Tel Aviv tried to play down the latest blunt criticism from Washington after Obama vowed to adopt a more "honest" tone with the Jewish state.
Israel instead urged the new U.S. administration to honor previous settlement agreements it had with former president George W. Bush.
On the eve of his high-profile Middle East trip that will take him to Egypt and Saudi Arabia but not Israel, Obama said in an interview that Washington had to be more frank with its staunch ally.
"I think there have been times where we are not as honest as we should be about the fact that the current direction … in the region is profoundly negative, not only for Israeli interests but also U.S. interests," Obama told National Public Radio.
But some Israeli officials played down Obama’s words, reiterating their confidence in his support of Israel and asking him to respect settlement expansion. "What mattered to us in Obama’s comments is the fact that he forcefully repeated his strong support of Israel," a senior Israeli official told AFP.
"Moreover we think that it is necessary to always be frank and honest between friends and it is perfectly normal that an American president be firm in his positions," the official said on condition of anonymity.

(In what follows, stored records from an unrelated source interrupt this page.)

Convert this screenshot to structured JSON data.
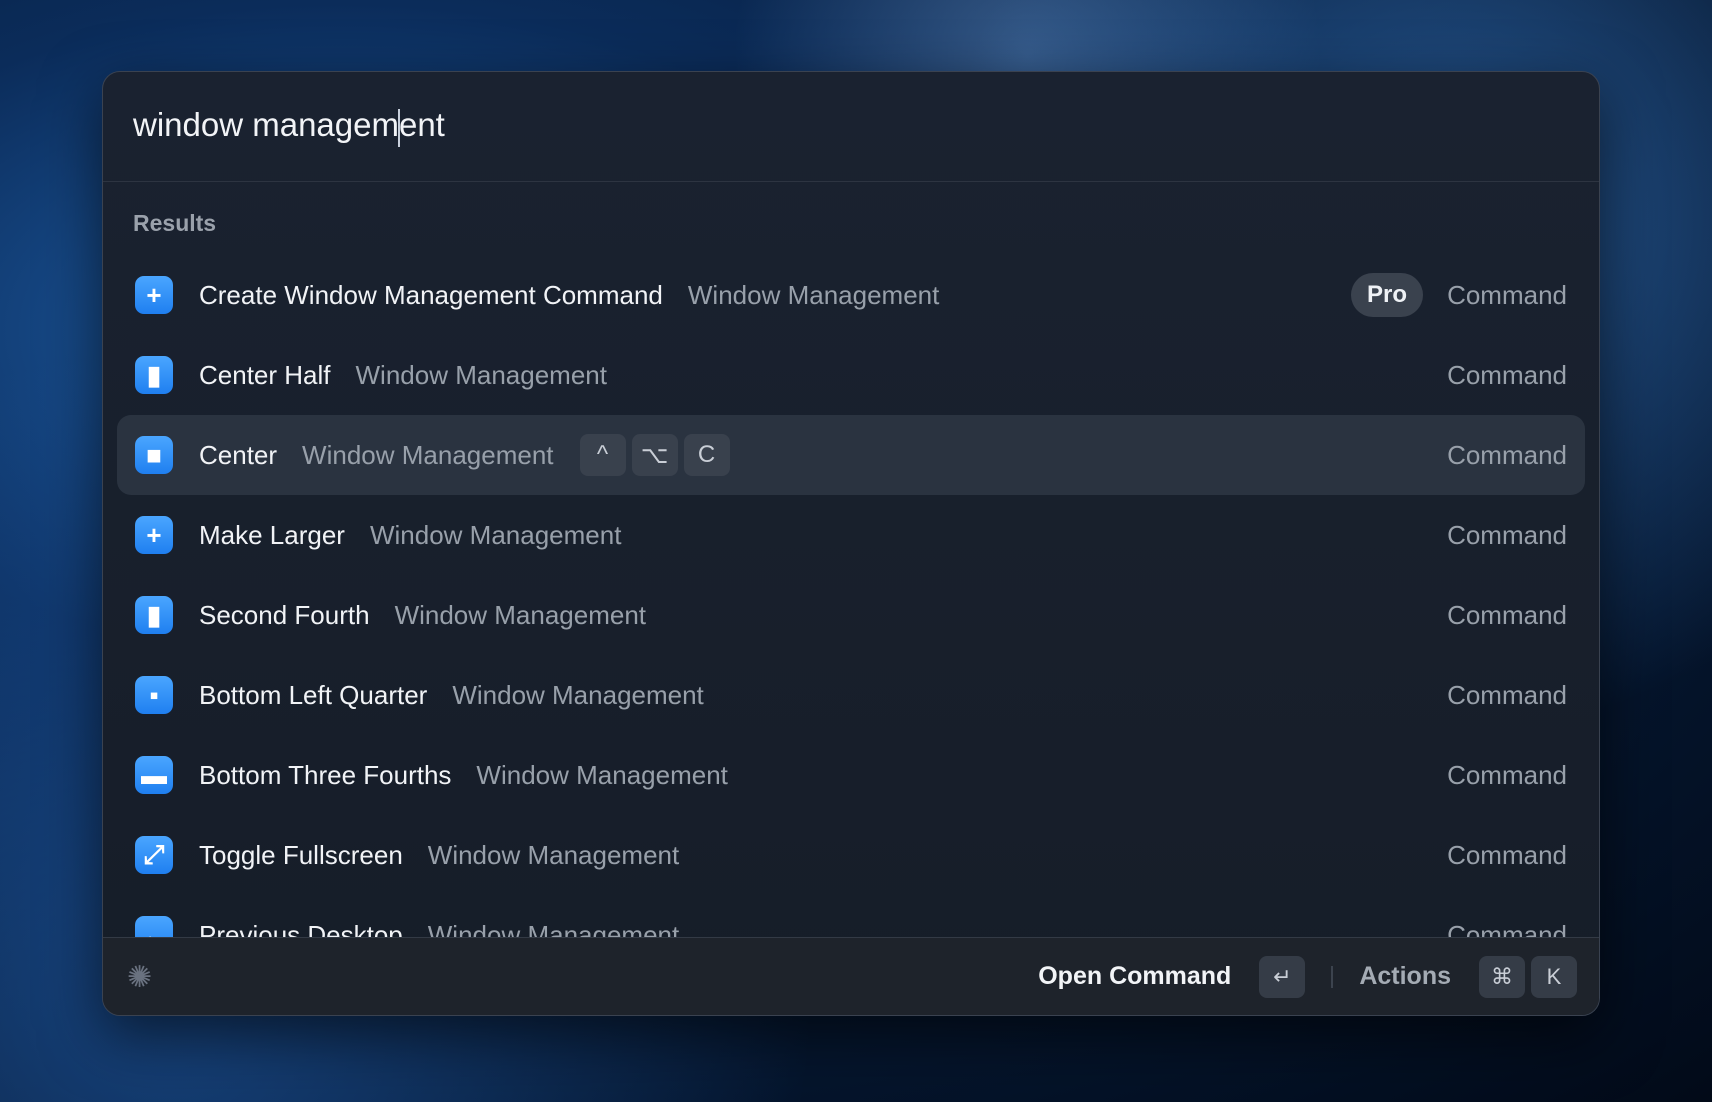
{
  "search": {
    "value_before": "window managem",
    "value_after": "ent"
  },
  "section_label": "Results",
  "results": [
    {
      "title": "Create Window Management Command",
      "subtitle": "Window Management",
      "badge": "Pro",
      "type": "Command",
      "icon": "dashed-plus-icon",
      "glyph": "+"
    },
    {
      "title": "Center Half",
      "subtitle": "Window Management",
      "type": "Command",
      "icon": "center-half-icon",
      "glyph": "▮"
    },
    {
      "title": "Center",
      "subtitle": "Window Management",
      "type": "Command",
      "icon": "center-icon",
      "glyph": "■",
      "shortcut": [
        "^",
        "⌥",
        "C"
      ]
    },
    {
      "title": "Make Larger",
      "subtitle": "Window Management",
      "type": "Command",
      "icon": "plus-icon",
      "glyph": "+"
    },
    {
      "title": "Second Fourth",
      "subtitle": "Window Management",
      "type": "Command",
      "icon": "second-fourth-icon",
      "glyph": "▮"
    },
    {
      "title": "Bottom Left Quarter",
      "subtitle": "Window Management",
      "type": "Command",
      "icon": "bottom-left-quarter-icon",
      "glyph": "▪"
    },
    {
      "title": "Bottom Three Fourths",
      "subtitle": "Window Management",
      "type": "Command",
      "icon": "bottom-three-fourths-icon",
      "glyph": "▬"
    },
    {
      "title": "Toggle Fullscreen",
      "subtitle": "Window Management",
      "type": "Command",
      "icon": "fullscreen-icon",
      "glyph": "⤢"
    },
    {
      "title": "Previous Desktop",
      "subtitle": "Window Management",
      "type": "Command",
      "icon": "previous-desktop-icon",
      "glyph": "←"
    }
  ],
  "footer": {
    "primary_action": "Open Command",
    "primary_key": "↵",
    "actions_label": "Actions",
    "actions_keys": [
      "⌘",
      "K"
    ]
  },
  "accent": "#2a8cff"
}
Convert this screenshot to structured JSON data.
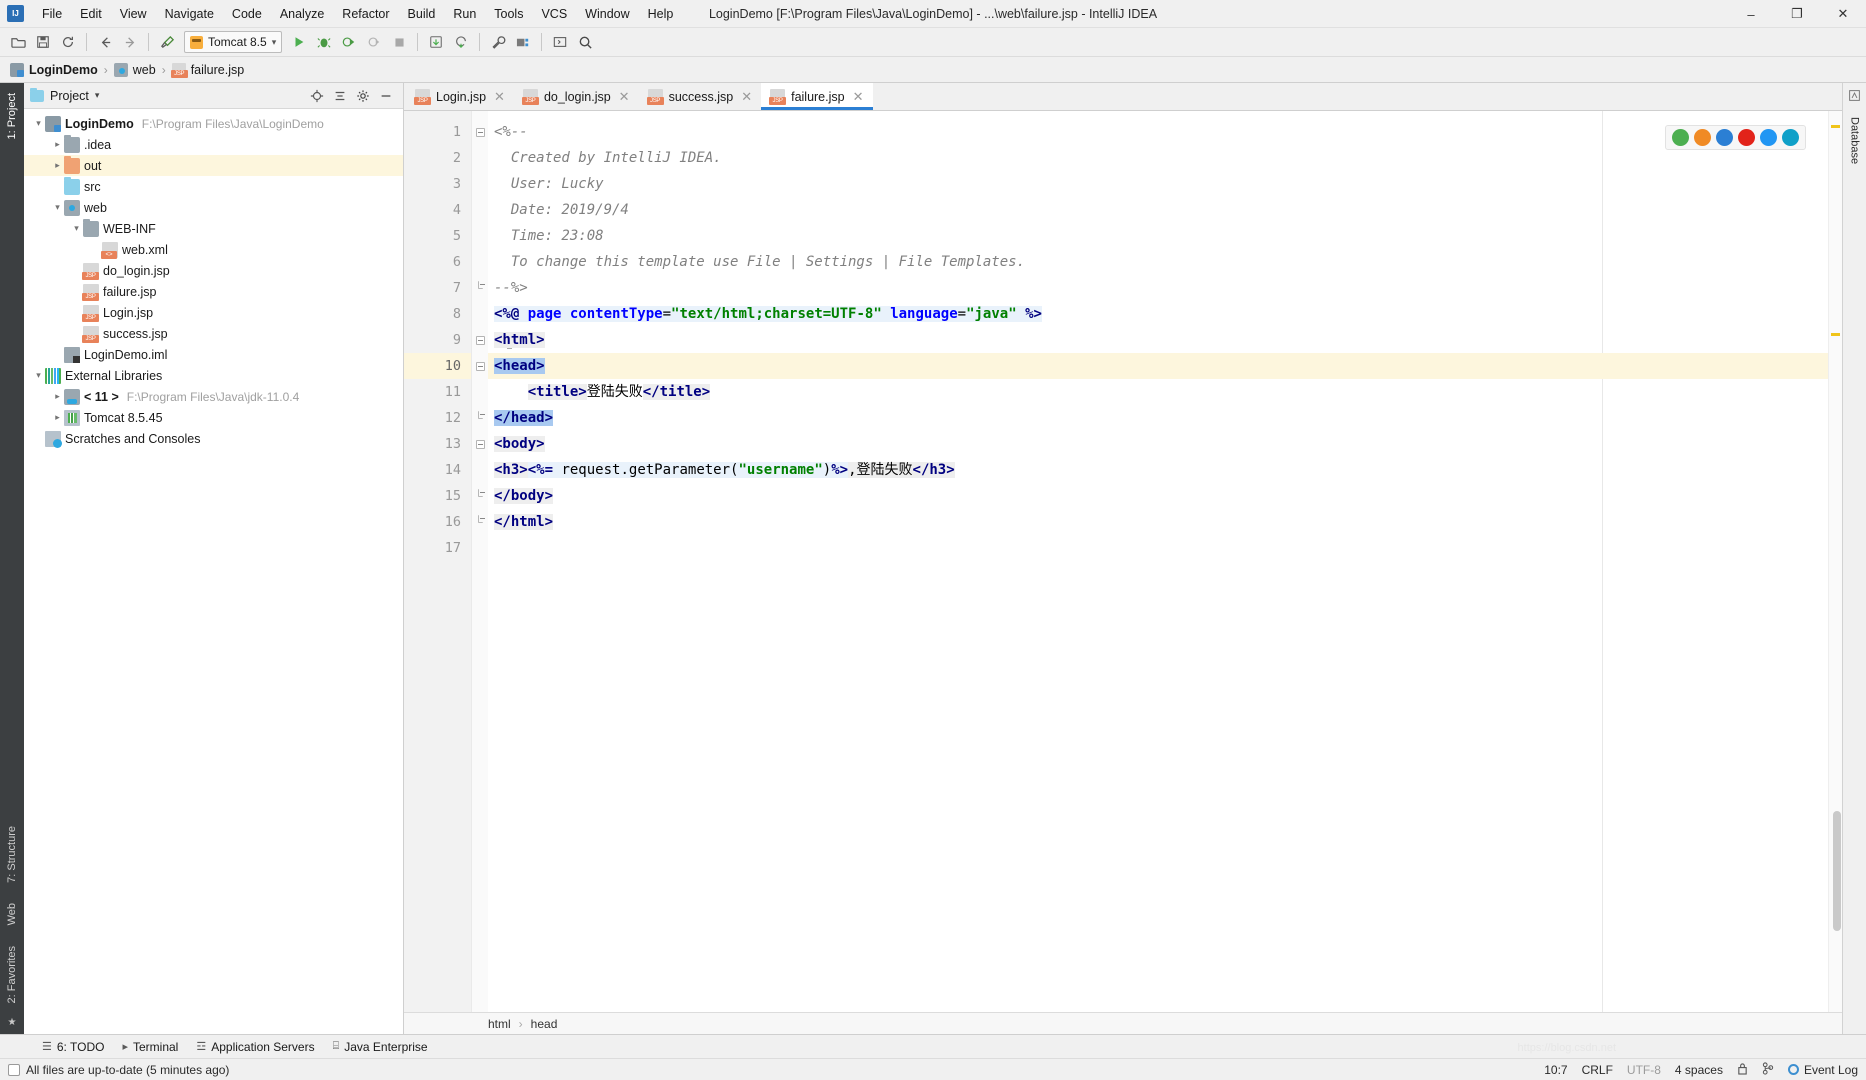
{
  "window": {
    "title": "LoginDemo [F:\\Program Files\\Java\\LoginDemo] - ...\\web\\failure.jsp - IntelliJ IDEA",
    "minimize": "–",
    "maximize": "❐",
    "close": "✕"
  },
  "menu": [
    {
      "label": "File"
    },
    {
      "label": "Edit"
    },
    {
      "label": "View"
    },
    {
      "label": "Navigate"
    },
    {
      "label": "Code"
    },
    {
      "label": "Analyze"
    },
    {
      "label": "Refactor"
    },
    {
      "label": "Build"
    },
    {
      "label": "Run"
    },
    {
      "label": "Tools"
    },
    {
      "label": "VCS"
    },
    {
      "label": "Window"
    },
    {
      "label": "Help"
    }
  ],
  "toolbar": {
    "open_icon": "open-folder-icon",
    "save_icon": "save-icon",
    "sync_icon": "sync-icon",
    "back_icon": "back-arrow-icon",
    "forward_icon": "forward-arrow-icon",
    "build_icon": "hammer-icon",
    "run_config": "Tomcat 8.5",
    "run_icon": "run-icon",
    "debug_icon": "debug-icon",
    "coverage_icon": "run-with-coverage-icon",
    "profile_icon": "profile-icon",
    "stop_icon": "stop-icon",
    "update_icon": "update-app-icon",
    "rerun_icon": "rerun-icon",
    "settings_icon": "wrench-icon",
    "project_struct_icon": "project-structure-icon",
    "console_icon": "console-icon",
    "search_icon": "search-icon"
  },
  "breadcrumb": [
    {
      "label": "LoginDemo",
      "icon": "module-icon",
      "bold": true
    },
    {
      "label": "web",
      "icon": "web-folder-icon",
      "bold": false
    },
    {
      "label": "failure.jsp",
      "icon": "jsp-file-icon",
      "bold": false
    }
  ],
  "left_strip": {
    "project_tab": "1: Project",
    "structure_tab": "7: Structure",
    "web_tab": "Web",
    "favorites_tab": "2: Favorites",
    "star_icon": "star-icon"
  },
  "right_strip": {
    "database_tab": "Database",
    "maven_icon": "maven-icon"
  },
  "project_panel": {
    "title": "Project",
    "dropdown_icon": "chevron-down-icon",
    "locate_icon": "locate-target-icon",
    "collapse_icon": "collapse-all-icon",
    "settings_icon": "gear-icon",
    "hide_icon": "hide-icon",
    "tree": [
      {
        "label": "LoginDemo",
        "path": "F:\\Program Files\\Java\\LoginDemo",
        "indent": 0,
        "arrow": "v",
        "icon": "ic-module",
        "bold": true,
        "highlight": false
      },
      {
        "label": ".idea",
        "path": "",
        "indent": 1,
        "arrow": ">",
        "icon": "ic-folder",
        "bold": false,
        "highlight": false
      },
      {
        "label": "out",
        "path": "",
        "indent": 1,
        "arrow": ">",
        "icon": "ic-folder-orange",
        "bold": false,
        "highlight": true
      },
      {
        "label": "src",
        "path": "",
        "indent": 1,
        "arrow": "",
        "icon": "ic-folder-blue",
        "bold": false,
        "highlight": false
      },
      {
        "label": "web",
        "path": "",
        "indent": 1,
        "arrow": "v",
        "icon": "ic-web",
        "bold": false,
        "highlight": false
      },
      {
        "label": "WEB-INF",
        "path": "",
        "indent": 2,
        "arrow": "v",
        "icon": "ic-folder",
        "bold": false,
        "highlight": false
      },
      {
        "label": "web.xml",
        "path": "",
        "indent": 3,
        "arrow": "",
        "icon": "ic-xml",
        "bold": false,
        "highlight": false
      },
      {
        "label": "do_login.jsp",
        "path": "",
        "indent": 2,
        "arrow": "",
        "icon": "ic-jsp",
        "bold": false,
        "highlight": false
      },
      {
        "label": "failure.jsp",
        "path": "",
        "indent": 2,
        "arrow": "",
        "icon": "ic-jsp",
        "bold": false,
        "highlight": false
      },
      {
        "label": "Login.jsp",
        "path": "",
        "indent": 2,
        "arrow": "",
        "icon": "ic-jsp",
        "bold": false,
        "highlight": false
      },
      {
        "label": "success.jsp",
        "path": "",
        "indent": 2,
        "arrow": "",
        "icon": "ic-jsp",
        "bold": false,
        "highlight": false
      },
      {
        "label": "LoginDemo.iml",
        "path": "",
        "indent": 1,
        "arrow": "",
        "icon": "ic-iml",
        "bold": false,
        "highlight": false
      },
      {
        "label": "External Libraries",
        "path": "",
        "indent": 0,
        "arrow": "v",
        "icon": "ic-lib",
        "bold": false,
        "highlight": false
      },
      {
        "label": "< 11 >",
        "path": "F:\\Program Files\\Java\\jdk-11.0.4",
        "indent": 1,
        "arrow": ">",
        "icon": "ic-jdk",
        "bold": true,
        "highlight": false
      },
      {
        "label": "Tomcat 8.5.45",
        "path": "",
        "indent": 1,
        "arrow": ">",
        "icon": "ic-tomcat",
        "bold": false,
        "highlight": false
      },
      {
        "label": "Scratches and Consoles",
        "path": "",
        "indent": 0,
        "arrow": "",
        "icon": "ic-scratch",
        "bold": false,
        "highlight": false
      }
    ]
  },
  "editor": {
    "tabs": [
      {
        "label": "Login.jsp",
        "active": false,
        "close": "✕"
      },
      {
        "label": "do_login.jsp",
        "active": false,
        "close": "✕"
      },
      {
        "label": "success.jsp",
        "active": false,
        "close": "✕"
      },
      {
        "label": "failure.jsp",
        "active": true,
        "close": "✕"
      }
    ],
    "line_numbers": [
      "1",
      "2",
      "3",
      "4",
      "5",
      "6",
      "7",
      "8",
      "9",
      "10",
      "11",
      "12",
      "13",
      "14",
      "15",
      "16",
      "17"
    ],
    "current_line": 10,
    "lines": [
      {
        "n": 1,
        "tokens": [
          {
            "t": "<%--",
            "c": "cmt"
          }
        ]
      },
      {
        "n": 2,
        "tokens": [
          {
            "t": "  Created by IntelliJ IDEA.",
            "c": "cmt"
          }
        ]
      },
      {
        "n": 3,
        "tokens": [
          {
            "t": "  User: Lucky",
            "c": "cmt"
          }
        ]
      },
      {
        "n": 4,
        "tokens": [
          {
            "t": "  Date: 2019/9/4",
            "c": "cmt"
          }
        ]
      },
      {
        "n": 5,
        "tokens": [
          {
            "t": "  Time: 23:08",
            "c": "cmt"
          }
        ]
      },
      {
        "n": 6,
        "tokens": [
          {
            "t": "  To change this template use File | Settings | File Templates.",
            "c": "cmt"
          }
        ]
      },
      {
        "n": 7,
        "tokens": [
          {
            "t": "--%>",
            "c": "cmt"
          }
        ]
      },
      {
        "n": 8,
        "tokens": [
          {
            "t": "<%@ ",
            "c": "kw dir-bg"
          },
          {
            "t": "page ",
            "c": "attr dir-bg"
          },
          {
            "t": "contentType",
            "c": "attr dir-bg"
          },
          {
            "t": "=",
            "c": "plain dir-bg"
          },
          {
            "t": "\"text/html;charset=UTF-8\" ",
            "c": "str dir-bg"
          },
          {
            "t": "language",
            "c": "attr dir-bg"
          },
          {
            "t": "=",
            "c": "plain dir-bg"
          },
          {
            "t": "\"java\" ",
            "c": "str dir-bg"
          },
          {
            "t": "%>",
            "c": "kw dir-bg"
          }
        ]
      },
      {
        "n": 9,
        "tokens": [
          {
            "t": "<html>",
            "c": "tag tag-bg"
          }
        ]
      },
      {
        "n": 10,
        "tokens": [
          {
            "t": "<head>",
            "c": "tag match"
          }
        ]
      },
      {
        "n": 11,
        "tokens": [
          {
            "t": "    ",
            "c": "plain"
          },
          {
            "t": "<title>",
            "c": "tag tag-bg"
          },
          {
            "t": "登陆失败",
            "c": "txt"
          },
          {
            "t": "</title>",
            "c": "tag tag-bg"
          }
        ]
      },
      {
        "n": 12,
        "tokens": [
          {
            "t": "</head>",
            "c": "tag match"
          }
        ]
      },
      {
        "n": 13,
        "tokens": [
          {
            "t": "<body>",
            "c": "tag tag-bg"
          }
        ]
      },
      {
        "n": 14,
        "tokens": [
          {
            "t": "<h3>",
            "c": "tag tag-bg"
          },
          {
            "t": "<%= ",
            "c": "kw scriptlet"
          },
          {
            "t": "request",
            "c": "plain scriptlet"
          },
          {
            "t": ".",
            "c": "plain scriptlet"
          },
          {
            "t": "getParameter",
            "c": "plain scriptlet"
          },
          {
            "t": "(",
            "c": "plain scriptlet"
          },
          {
            "t": "\"username\"",
            "c": "str scriptlet"
          },
          {
            "t": ")",
            "c": "plain scriptlet"
          },
          {
            "t": "%>",
            "c": "kw scriptlet"
          },
          {
            "t": ",",
            "c": "txt tag-bg"
          },
          {
            "t": "登陆失败",
            "c": "txt tag-bg"
          },
          {
            "t": "</h3>",
            "c": "tag tag-bg"
          }
        ]
      },
      {
        "n": 15,
        "tokens": [
          {
            "t": "</body>",
            "c": "tag tag-bg"
          }
        ]
      },
      {
        "n": 16,
        "tokens": [
          {
            "t": "</html>",
            "c": "tag tag-bg"
          }
        ]
      },
      {
        "n": 17,
        "tokens": [
          {
            "t": "",
            "c": "plain"
          }
        ]
      }
    ],
    "breadcrumb": [
      "html",
      "head"
    ],
    "breadcrumb_sep": "›",
    "browsers": [
      {
        "name": "chrome-icon",
        "color": "#4caf50"
      },
      {
        "name": "firefox-icon",
        "color": "#f08a24"
      },
      {
        "name": "edge-icon",
        "color": "#2b7fd4"
      },
      {
        "name": "opera-icon",
        "color": "#e2231a"
      },
      {
        "name": "ie-icon",
        "color": "#2196f3"
      },
      {
        "name": "safari-icon",
        "color": "#0fa0c8"
      }
    ]
  },
  "bottom_tools": [
    {
      "label": "6: TODO",
      "icon": "todo-icon"
    },
    {
      "label": "Terminal",
      "icon": "terminal-icon"
    },
    {
      "label": "Application Servers",
      "icon": "server-icon"
    },
    {
      "label": "Java Enterprise",
      "icon": "javaee-icon"
    }
  ],
  "statusbar": {
    "message": "All files are up-to-date (5 minutes ago)",
    "caret": "10:7",
    "line_sep": "CRLF",
    "encoding": "UTF-8",
    "indent": "4 spaces",
    "lock_icon": "lock-icon",
    "branch_icon": "git-branch-icon",
    "event_log": "Event Log",
    "event_log_icon": "event-log-icon"
  },
  "colors": {
    "accent": "#2b7fd4",
    "highlight_row": "#fdf6dd",
    "match_brace": "#a8c9f0",
    "directive_bg": "#e9f2fb",
    "tag_bg": "#eeeeee",
    "keyword": "#000080",
    "attribute": "#0000ff",
    "string": "#008000",
    "comment": "#808080"
  }
}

"While the American president demands a freeze of (settlement) construction, including kindergartens, he is avoiding understandings reached with Israel with president Bush," Environment Minister Gilad Erdan told army radio.
Erdan, an MP with Prime Minister Benjamin Netanyahu’s right-wing Likud party, was referring to a 2004 letter from Bush to then prime minister Ariel Sharon.
Bush had said during his presidency that given the existence of major Israeli settlement blocs in the occupied West Bank, it was "unrealistic" to expect Israel to fully withdraw from the territory it captured from Jordan in the 1967 war.
But Obama’s administration has taken a harsher tone with Israel, demanding that it freeze all settlement activity, including so-called "natural growth" construction to accommodate population increases.
Netanyahu, who leads a largely right-wing government that supports the settlement enterprise, has rejected freezing all construction, an issue that is a key obstacle in the Israeli-Palestinian peace process.
The tone of the new U.S. administration has set off alarm bells in Israel, which fears its closest ally may lower its support of the Jewish state as it seeks to improve ties with the Muslim world.